PENGUIN CLASSICS

THE LIFE AND ADVENTURES OF JOAQUÍN MURIETA

JOHN ROLLIN RIDGE (1827–1867), also known as Yellow Bird, was born in Georgia to a Cherokee father, who was murdered by a Cherokee leader for having supported the treaty that led to the Trail of Tears. After killing a man who had stolen his horse, Ridge fled to California, where he identified with Mexican Americans who had been displaced from their land by white settlers. He wrote for the San Francisco Herald, among other publications, and was the first editor of the Sacramento Bee. His only novel, The Life and Adventures of Joaquín Murieta, was published in 1854.

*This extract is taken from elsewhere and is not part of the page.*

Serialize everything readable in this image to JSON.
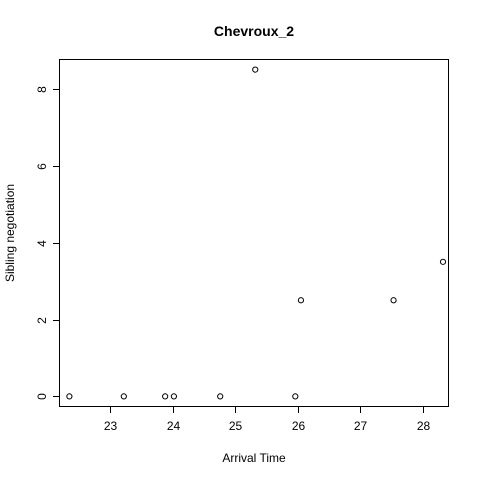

HSUAN L. HSU is a professor of English at the University of California, Davis. He is the author of Sitting in Darkness: Mark Twain’s Asia and Comparative Racialization and Geography and the Production of Space in Nineteenth-Century American Literature and the editor of the Broadview Press editions of Pudd’nhead Wilson and Those Extraordinary Twins by Mark Twain and Mrs. Spring Fragrance by Sui Sin Far (Edith Maude Eaton).

DIANA GABALDON is the author of the multimillion-copy #1 New York Times bestselling Outlander series. She lives in Scottsdale, Arizona, with her husband.